Barbeary has certainly drawn eyeballs this season, establishing himself as the ball-carrying bastion of a Bath back row and influential in their emergence as Premiership title contenders. The 23-year-old has long been considered one of English rugby’s top prospects since his days as a schoolboy centre, impressing in Wasps’ academy as a dynamic hooker but now thriving as a bruising No 8.

Alfie Barbeary has been in outstanding form for Bath (Getty Images)
Alfie Barbeary has been in outstanding form for Bath (Getty Images)

“There was always a question mark over which position I’d choose,” Barbeary explains. “At the time, Eddie Jones wanted me at hooker and Wasps wanted me in the back row. But what do I enjoy doing most? Carrying the ball, and I feel like in the back row I get those opportunities a lot more.

“I’ve worked a lot on repeatability. When I came to Bath, they wanted me as their prime ball carrier. I worked a lot on how I could find myself on the ball a lot more, and as the season has gone on those stats have increased.

“When you become a ball carrier in the side, you can get targeted a little bit. I’m not saying I’m anything special. You look at the big ball carriers and you know where teams get their go forward. If you stop them, you can change the game.

“It’s about how you adapt to it. You can either take it and get smashed for 80 minutes or be the ones on the front foot. I’m working on how I can dictate where I want the defender to be. Rather than letting them have dominance over me, how can I manipulate them for the team’s best interests? It’s only bringing out the best in me and the best in Bath. They are making me look good so I’m happy, and they seem happy with me.”

Barbeary is loving life at Bath, putting an injury-disrupted first season in the city behind him. The 23-year-old arrived at the club in November 2022 with a hamstring issue, before suffering a knee injury that required surgery on debut. An annus horribilis had already provided challenges enough with the demise of Wasps. Barbeary had been with the Coventry-based club since his first days knocking about at Banbury RUFC; the youngster did not expect his time in the Midlands to come to such an abrupt end.

Barbeary is looking forward to reuniting on the pitch with a couple of former Wasps colleagues (Getty Images)
Barbeary is looking forward to reuniting on the pitch with a couple of former Wasps colleagues (Getty Images)

Before arriving in England A camp, Barbeary caught up over a coffee with fellow squad members Charlie Atkinson and Olly Hartley, two more ex-Wasps forced to pick up things and begin elsewhere. They form part of an exciting squad named by George Skivington to face World Cup darlings Portugal, the visitors under-strength due to the ongoing Rugby Europe campaign but sure to test a relatively inexperienced England group.

Thrusting Saracens centre Hartley and crafty fly half Atkinson, who swapped Leicester for Gloucester over Christmas, join their old Wasps chum among those bidding to prove themselves in a bright bunch of international hopefuls. For Barbeary, a starter at No 8, the chance to pull on an England shirt of any kind is special after all of the bumps in the road – but he knows Borthwick will be watching on.

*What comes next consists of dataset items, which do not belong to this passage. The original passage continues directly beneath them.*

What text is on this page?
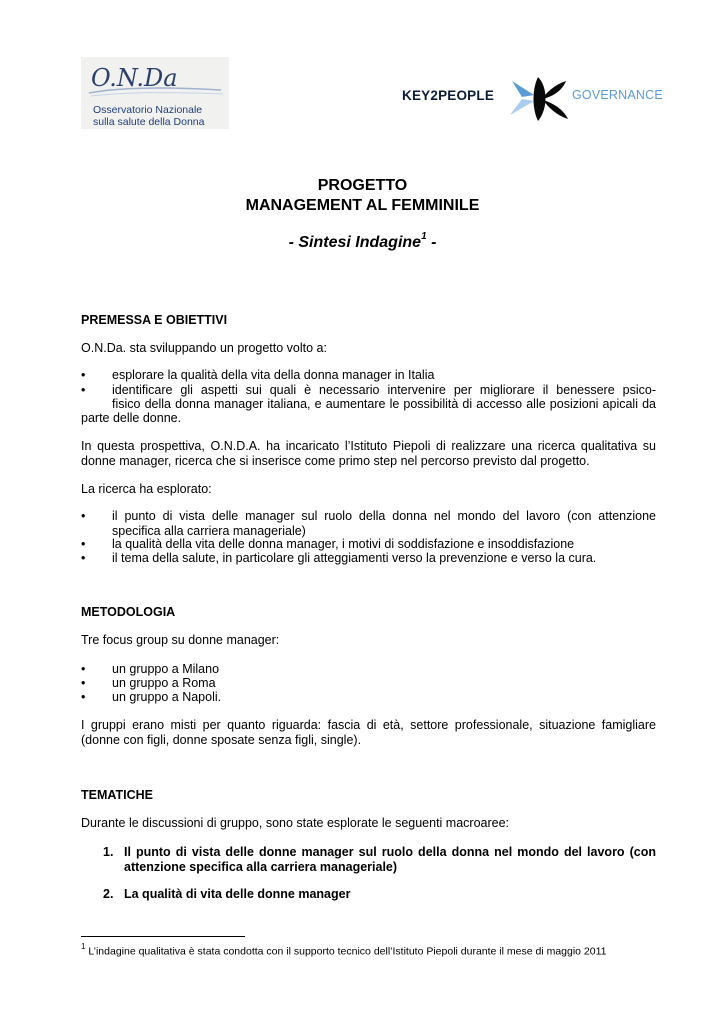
O.N.Da
Osservatorio Nazionale
sulla salute della Donna
KEY2PEOPLE	GOVERNANCE
PROGETTO
MANAGEMENT AL FEMMINILE
- Sintesi Indagine$^1$ -
PREMESSA E OBIETTIVI
O.N.Da. sta sviluppando un progetto volto a:
• esplorare la qualità della vita della donna manager in Italia
• identificare gli aspetti sui quali è necessario intervenire per migliorare il benessere psico-
fisico della donna manager italiana, e aumentare le possibilità di accesso alle posizioni apicali da
parte delle donne.
In questa prospettiva, O.N.D.A. ha incaricato l’Istituto Piepoli di realizzare una ricerca qualitativa su donne manager, ricerca che si inserisce come primo step nel percorso previsto dal progetto.
La ricerca ha esplorato:
• il punto di vista delle manager sul ruolo della donna nel mondo del lavoro (con attenzione specifica alla carriera manageriale)
• la qualità della vita delle donna manager, i motivi di soddisfazione e insoddisfazione
• il tema della salute, in particolare gli atteggiamenti verso la prevenzione e verso la cura.
METODOLOGIA
Tre focus group su donne manager:
• un gruppo a Milano
• un gruppo a Roma
• un gruppo a Napoli.
I gruppi erano misti per quanto riguarda: fascia di età, settore professionale, situazione famigliare (donne con figli, donne sposate senza figli, single).
TEMATICHE
Durante le discussioni di gruppo, sono state esplorate le seguenti macroaree:
1. Il punto di vista delle donne manager sul ruolo della donna nel mondo del lavoro (con attenzione specifica alla carriera manageriale)
2. La qualità di vita delle donne manager
$^1$ L’indagine qualitativa è stata condotta con il supporto tecnico dell’Istituto Piepoli durante il mese di maggio 2011
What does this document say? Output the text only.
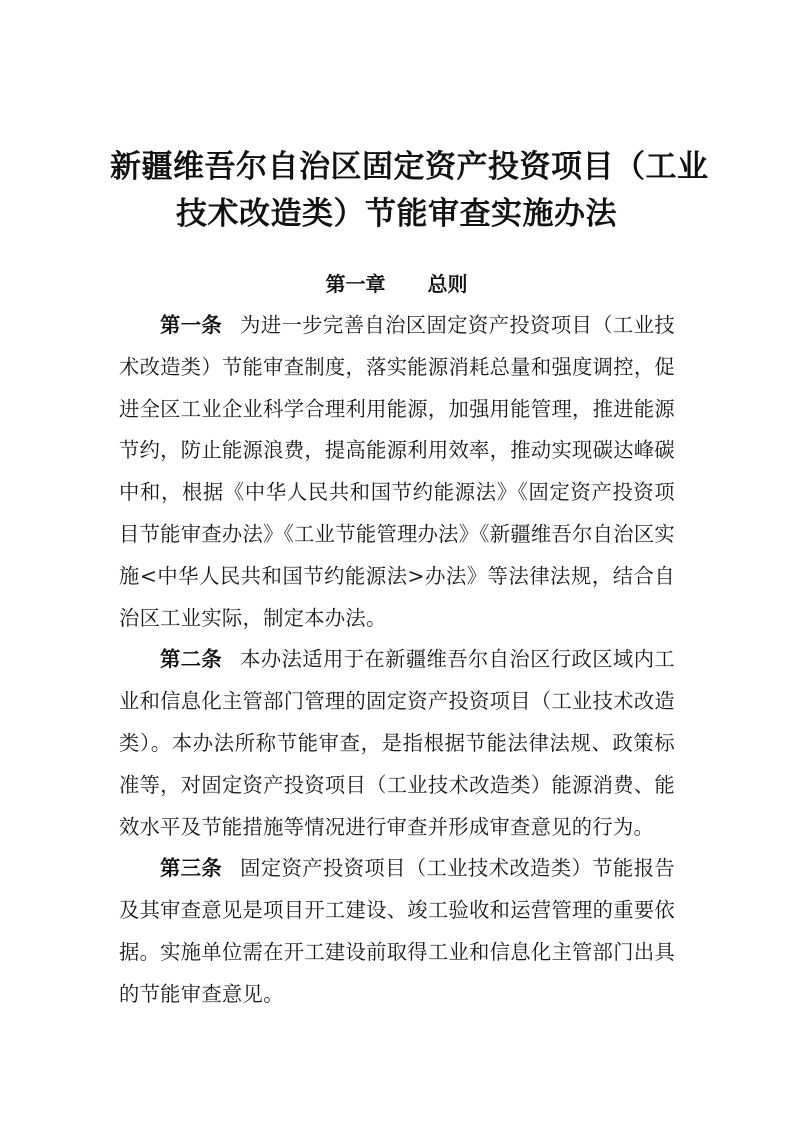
新疆维吾尔自治区固定资产投资项目（工业
技术改造类）节能审查实施办法
第一章 总则

第一条 为进一步完善自治区固定资产投资项目（工业技术改造类）节能审查制度，落实能源消耗总量和强度调控，促进全区工业企业科学合理利用能源，加强用能管理，推进能源节约，防止能源浪费，提高能源利用效率，推动实现碳达峰碳中和，根据《中华人民共和国节约能源法》《固定资产投资项目节能审查办法》《工业节能管理办法》《新疆维吾尔自治区实施<中华人民共和国节约能源法>办法》等法律法规，结合自治区工业实际，制定本办法。

第二条 本办法适用于在新疆维吾尔自治区行政区域内工业和信息化主管部门管理的固定资产投资项目（工业技术改造类）。本办法所称节能审查，是指根据节能法律法规、政策标准等，对固定资产投资项目（工业技术改造类）能源消费、能效水平及节能措施等情况进行审查并形成审查意见的行为。

第三条 固定资产投资项目（工业技术改造类）节能报告及其审查意见是项目开工建设、竣工验收和运营管理的重要依据。实施单位需在开工建设前取得工业和信息化主管部门出具的节能审查意见。
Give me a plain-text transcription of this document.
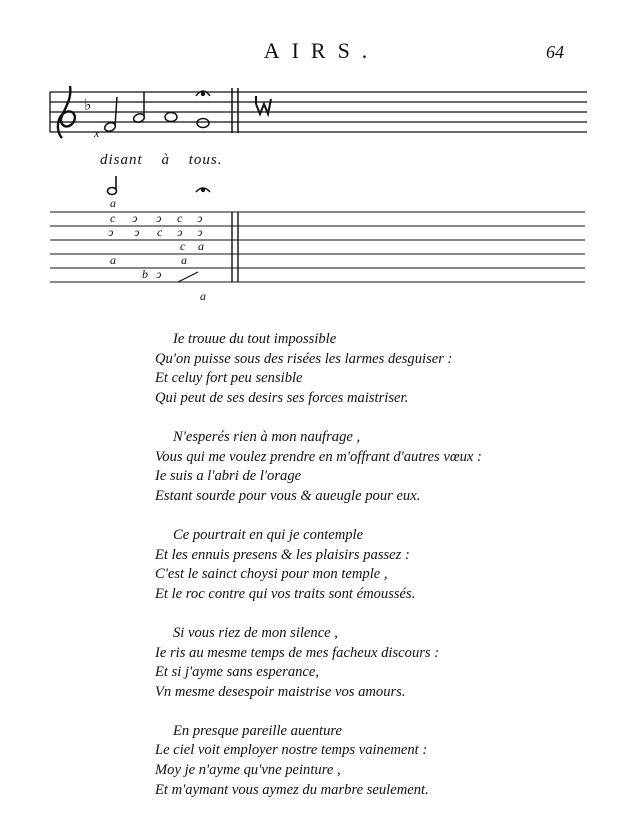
AIRS.	64
♭
x
a
c ↄ ↄ c ↄ
ↄ ↄ c ↄ ↄ
c a
a	a
b ↄ
a
disant à tous.
Ie trouue du tout impossible
Qu'on puisse sous des risées les larmes desguiser :
Et celuy fort peu sensible
Qui peut de ses desirs ses forces maistriser.
N'esperés rien à mon naufrage ,
Vous qui me voulez prendre en m'offrant d'autres vœux :
Ie suis a l'abri de l'orage
Estant sourde pour vous & aueugle pour eux.
Ce pourtrait en qui je contemple
Et les ennuis presens & les plaisirs passez :
C'est le sainct choysi pour mon temple ,
Et le roc contre qui vos traits sont émoussés.
Si vous riez de mon silence ,
Ie ris au mesme temps de mes facheux discours :
Et si j'ayme sans esperance,
Vn mesme desespoir maistrise vos amours.
En presque pareille auenture
Le ciel voit employer nostre temps vainement :
Moy je n'ayme qu'vne peinture ,
Et m'aymant vous aymez du marbre seulement.
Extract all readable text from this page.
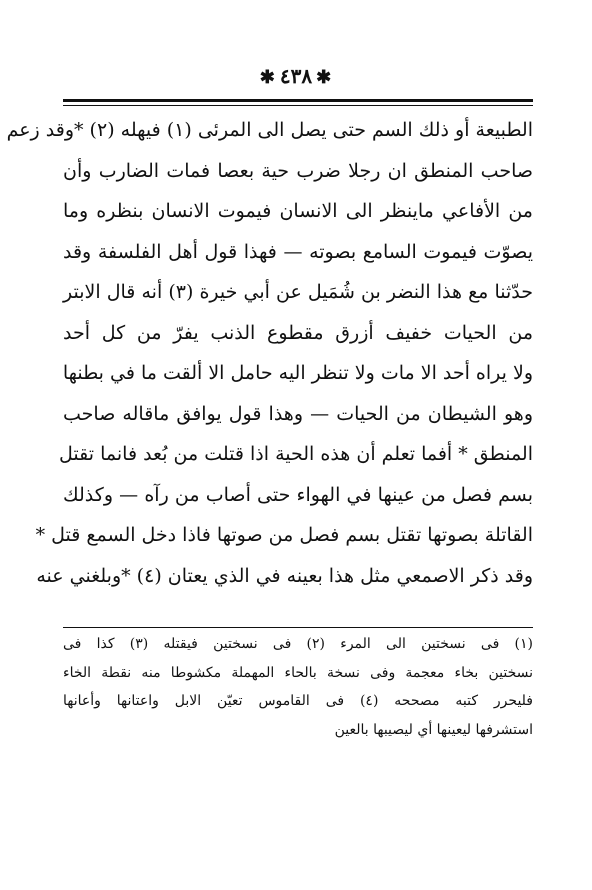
✱ ٤٣٨ ✱
الطبيعة أو ذلك السم حتى يصل الى المرئى (١) فيهله (٢) *وقد زعم
صاحب المنطق ان رجلا ضرب حية بعصا فمات الضارب وأن
من الأفاعي ماينظر الى الانسان فيموت الانسان بنظره وما
يصوّت فيموت السامع بصوته — فهذا قول أهل الفلسفة وقد
حدّثنا مع هذا النضر بن شُمَيل عن أبي خيرة (٣) أنه قال الابتر
من الحيات خفيف أزرق مقطوع الذنب يفرّ من كل أحد
ولا يراه أحد الا مات ولا تنظر اليه حامل الا ألقت ما في بطنها
وهو الشيطان من الحيات — وهذا قول يوافق ماقاله صاحب
المنطق * أفما تعلم أن هذه الحية اذا قتلت من بُعد فانما تقتل
بسم فصل من عينها في الهواء حتى أصاب من رآه — وكذلك
القاتلة بصوتها تقتل بسم فصل من صوتها فاذا دخل السمع قتل *
وقد ذكر الاصمعي مثل هذا بعينه في الذي يعتان (٤) *وبلغني عنه
(١) فى نسختين الى المرء (٢) فى نسختين فيقتله (٣) كذا فى
نسختين بخاء معجمة وفى نسخة بالحاء المهملة مكشوطا منه نقطة الخاء
فليحرر كتبه مصححه (٤) فى القاموس تعيّن الابل واعتانها وأعانها
استشرفها ليعينها أي ليصيبها بالعين
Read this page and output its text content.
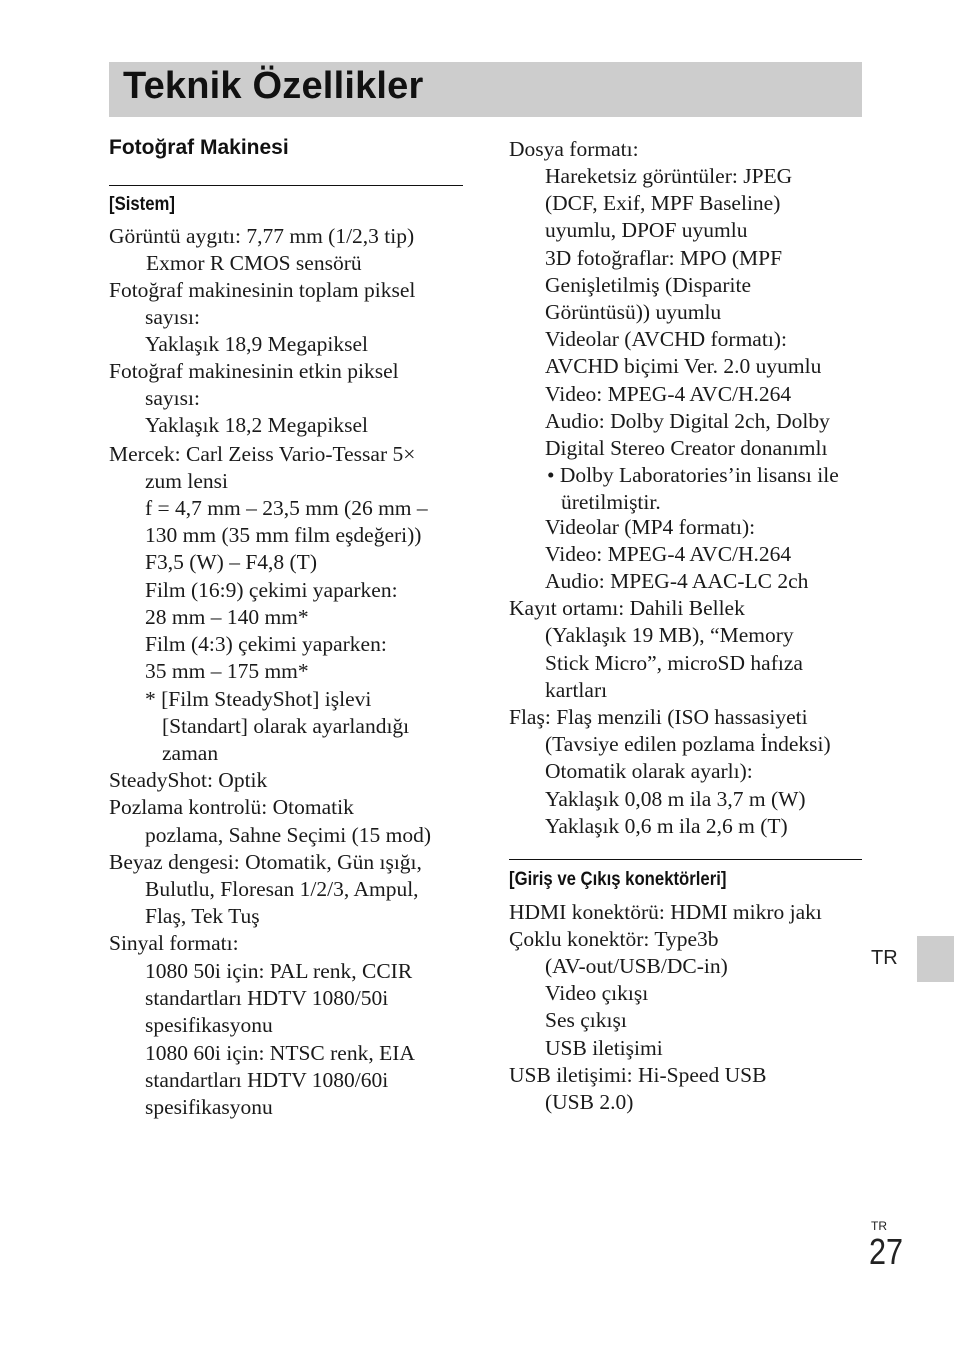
Teknik Özellikler
Fotoğraf Makinesi
[Sistem]
Görüntü aygıtı: 7,77 mm (1/2,3 tip)
Exmor R CMOS sensörü
Fotoğraf makinesinin toplam piksel
sayısı:
Yaklaşık 18,9 Megapiksel
Fotoğraf makinesinin etkin piksel
sayısı:
Yaklaşık 18,2 Megapiksel
Mercek: Carl Zeiss Vario-Tessar 5×
zum lensi
f = 4,7 mm – 23,5 mm (26 mm –
130 mm (35 mm film eşdeğeri))
F3,5 (W) – F4,8 (T)
Film (16:9) çekimi yaparken:
28 mm – 140 mm*
Film (4:3) çekimi yaparken:
35 mm – 175 mm*
* [Film SteadyShot] işlevi
[Standart] olarak ayarlandığı
zaman
SteadyShot: Optik
Pozlama kontrolü: Otomatik
pozlama, Sahne Seçimi (15 mod)
Beyaz dengesi: Otomatik, Gün ışığı,
Bulutlu, Floresan 1/2/3, Ampul,
Flaş, Tek Tuş
Sinyal formatı:
1080 50i için: PAL renk, CCIR
standartları HDTV 1080/50i
spesifikasyonu
1080 60i için: NTSC renk, EIA
standartları HDTV 1080/60i
spesifikasyonu
Dosya formatı:
Hareketsiz görüntüler: JPEG
(DCF, Exif, MPF Baseline)
uyumlu, DPOF uyumlu
3D fotoğraflar: MPO (MPF
Genişletilmiş (Disparite
Görüntüsü)) uyumlu
Videolar (AVCHD formatı):
AVCHD biçimi Ver. 2.0 uyumlu
Video: MPEG-4 AVC/H.264
Audio: Dolby Digital 2ch, Dolby
Digital Stereo Creator donanımlı
• Dolby Laboratories’in lisansı ile
üretilmiştir.
Videolar (MP4 formatı):
Video: MPEG-4 AVC/H.264
Audio: MPEG-4 AAC-LC 2ch
Kayıt ortamı: Dahili Bellek
(Yaklaşık 19 MB), “Memory
Stick Micro”, microSD hafıza
kartları
Flaş: Flaş menzili (ISO hassasiyeti
(Tavsiye edilen pozlama İndeksi)
Otomatik olarak ayarlı):
Yaklaşık 0,08 m ila 3,7 m (W)
Yaklaşık 0,6 m ila 2,6 m (T)
[Giriş ve Çıkış konektörleri]
HDMI konektörü: HDMI mikro jakı
Çoklu konektör: Type3b
(AV-out/USB/DC-in)
Video çıkışı
Ses çıkışı
USB iletişimi
USB iletişimi: Hi-Speed USB
(USB 2.0)
TR
TR
27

“It’s been a crazy 18 months,” he admits. “New clubs, redundancies, injuries – you name it. To all be here as friends who grew up from the age of 13 or 14 together is a surreal experience. There is that buzz around camp where guys are excited to prove a point and represent their country.

“I think it is a great stepping stone – everyone’s ambition is to play for their country, and I think England A is a great idea to make it as seamless a transition as possible when people do get that opportunity.

Bath bruiser Barbeary is on Steve Borthwick’s radar (Getty Images)
Bath bruiser Barbeary is on Steve Borthwick’s radar (Getty Images)

“It will be a very proud moment for me and my family. They’ve put up a lot with injuries, my breakdowns over injuries, my head losses. For me, I can go out and represent England again, which I haven’t done since I was 18 or 19. I think this is an opportunity to push on and maybe catch the eye of Steve. We know England are watching and we want to prove that we can take the next step.”